Доктор Шпрингер выбрался из кресла-качалки и взглянул на лепку.
— Вы мне польстили. Можете подарить?
— Конечно.
— Куда бы ее поставить?
Я предложила спрятать фигурку в морозильник. Чтоб подстыла.
— Но там же меня никто не увидит, — нахмурился доктор Шпрингер, но, подумав, рассмеялся. — Будем показывать гостям кукольный спектакль. В одно действие. Дверца открывается, а там, на месте продуктов, восседает замороженный хирург на пенсии.
Эрих резал утку какими-то особыми ножницами, тоже, видимо, хирургическими. За обедом Элишка рассказывала, что ее близкая родственница была в дружбе с Эйнштейном, что где-то в пятидесятых годах они гостили в Принстоне и встречались с ним, что Эйнштейн в преклонном возрасте прекрасно играл на скрипке. Ко всему прочему девочкой она видела Франца Кафку, но сильного впечатления он на нее не произвел, возможно, он не любил детей, а дети это всегда чувствуют. Рассказывала о каком-то Бергмане, который был женат на Эльзе, дочери Берты Фанты, тоже их родственницы, — он-то и дружил с Кафкой. В двадцатом году Бергман, как сионист, уехал в Палестину, и там они вместе с Мартином Бубером основали движение за мирное сосуществование евреев и арабов. В общем, если бы чешские евреи прислушивались к Бергману, они могли бы уцелеть. Но ведь были и такие, которые не без благословения Масарика уехали в Палестину, но, не вынеся зноя и тяжелых условий тамошнего существования, вернулись на погибель в Чехословакию. Элишка с Эрихом никогда не бывали в Израиле, но там у них есть близкие родственники, и можно было бы, конечно, поглядеть на Святую землю, но с ее здоровьем никак. Эрих дорогу бы одолел, но кто его пустит?
Все имена, кроме Кафки, были мне чужими. История, в которую я угодила из‐за Фридл, казалась непролазной. Казалась? Нет, такою она и была на самом деле. Полный хаос.

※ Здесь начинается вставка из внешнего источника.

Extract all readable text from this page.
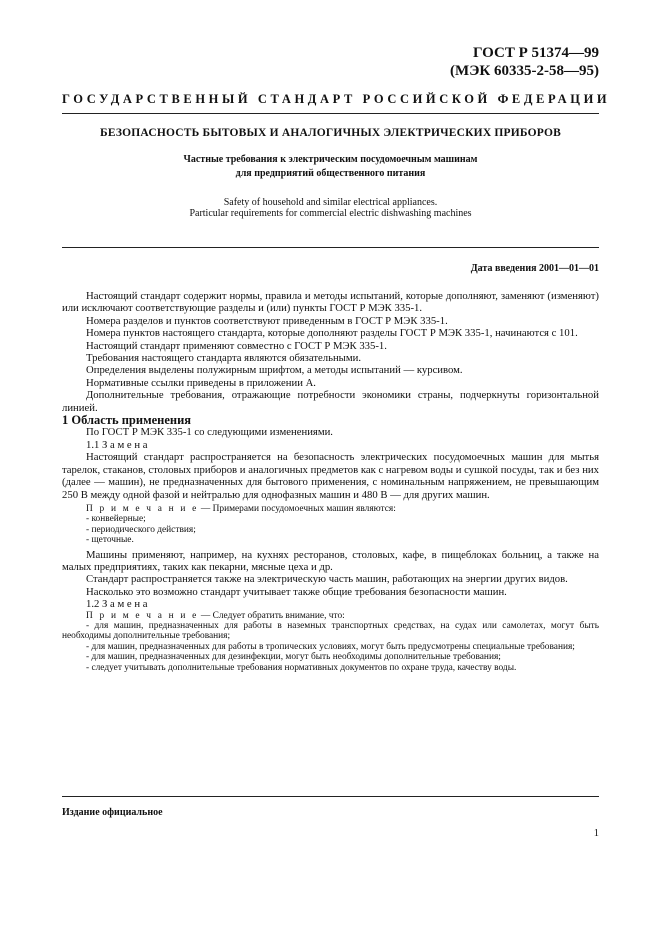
ГОСТ Р 51374—99
(МЭК 60335-2-58—95)
ГОСУДАРСТВЕННЫЙ СТАНДАРТ РОССИЙСКОЙ ФЕДЕРАЦИИ
БЕЗОПАСНОСТЬ БЫТОВЫХ И АНАЛОГИЧНЫХ ЭЛЕКТРИЧЕСКИХ ПРИБОРОВ
Частные требования к электрическим посудомоечным машинам
для предприятий общественного питания
Safety of household and similar electrical appliances.
Particular requirements for commercial electric dishwashing machines
Дата введения 2001—01—01

Настоящий стандарт содержит нормы, правила и методы испытаний, которые дополняют, заменяют (изменяют) или исключают соответствующие разделы и (или) пункты ГОСТ Р МЭК 335-1.

Номера разделов и пунктов соответствуют приведенным в ГОСТ Р МЭК 335-1.

Номера пунктов настоящего стандарта, которые дополняют разделы ГОСТ Р МЭК 335-1, начинаются с 101.

Настоящий стандарт применяют совместно с ГОСТ Р МЭК 335-1.

Требования настоящего стандарта являются обязательными.

Определения выделены полужирным шрифтом, а методы испытаний — курсивом.

Нормативные ссылки приведены в приложении А.

Дополнительные требования, отражающие потребности экономики страны, подчеркнуты горизонтальной линией.

1 Область применения

По ГОСТ Р МЭК 335-1 со следующими изменениями.

1.1 З а м е н а

Настоящий стандарт распространяется на безопасность электрических посудомоечных машин для мытья тарелок, стаканов, столовых приборов и аналогичных предметов как с нагревом воды и сушкой посуды, так и без них (далее — машин), не предназначенных для бытового применения, с номинальным напряжением, не превышающим 250 В между одной фазой и нейтралью для однофазных машин и 480 В — для других машин.

П р и м е ч а н и е — Примерами посудомоечных машин являются:

- конвейерные;
- периодического действия;
- щеточные.

Машины применяют, например, на кухнях ресторанов, столовых, кафе, в пищеблоках больниц, а также на малых предприятиях, таких как пекарни, мясные цеха и др.

Стандарт распространяется также на электрическую часть машин, работающих на энергии других видов.

Насколько это возможно стандарт учитывает также общие требования безопасности машин.

1.2 З а м е н а

П р и м е ч а н и е — Следует обратить внимание, что:

- для машин, предназначенных для работы в наземных транспортных средствах, на судах или самолетах, могут быть необходимы дополнительные требования;
- для машин, предназначенных для работы в тропических условиях, могут быть предусмотрены специальные требования;
- для машин, предназначенных для дезинфекции, могут быть необходимы дополнительные требования;
- следует учитывать дополнительные требования нормативных документов по охране труда, качеству воды.
Издание официальное
1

Разрозненные факты, лес имен…
— О чем задумалась наша гостья?
Доктор Шпрингер положил мне руку на плечо и глянул в глаза. Улыбающееся лицо было совсем близко к моему, и меня накрыла волна отчаяния. Как это объяснить, на каком языке?
Мы пересели за журнальный столик, где нас давно уже ждали бехеровка с водой и бокалы с рюмками.
— Элишка, а ты не слышала такое имя — Фридл Дикер-Брандейс?
— Что-то знакомое. По-моему, у нас есть каталог с детскими рисунками. Лена может посмотреть на полке, где все про Терезин. А я пока принесу мороженое.
Мы с доктором Шпрингером стояли у полки, где «все про Терезин». Я сразу увидела тот тоненький каталог, который Сережа привез мне из Праги, только мой был по-русски, а этот — по-чешски.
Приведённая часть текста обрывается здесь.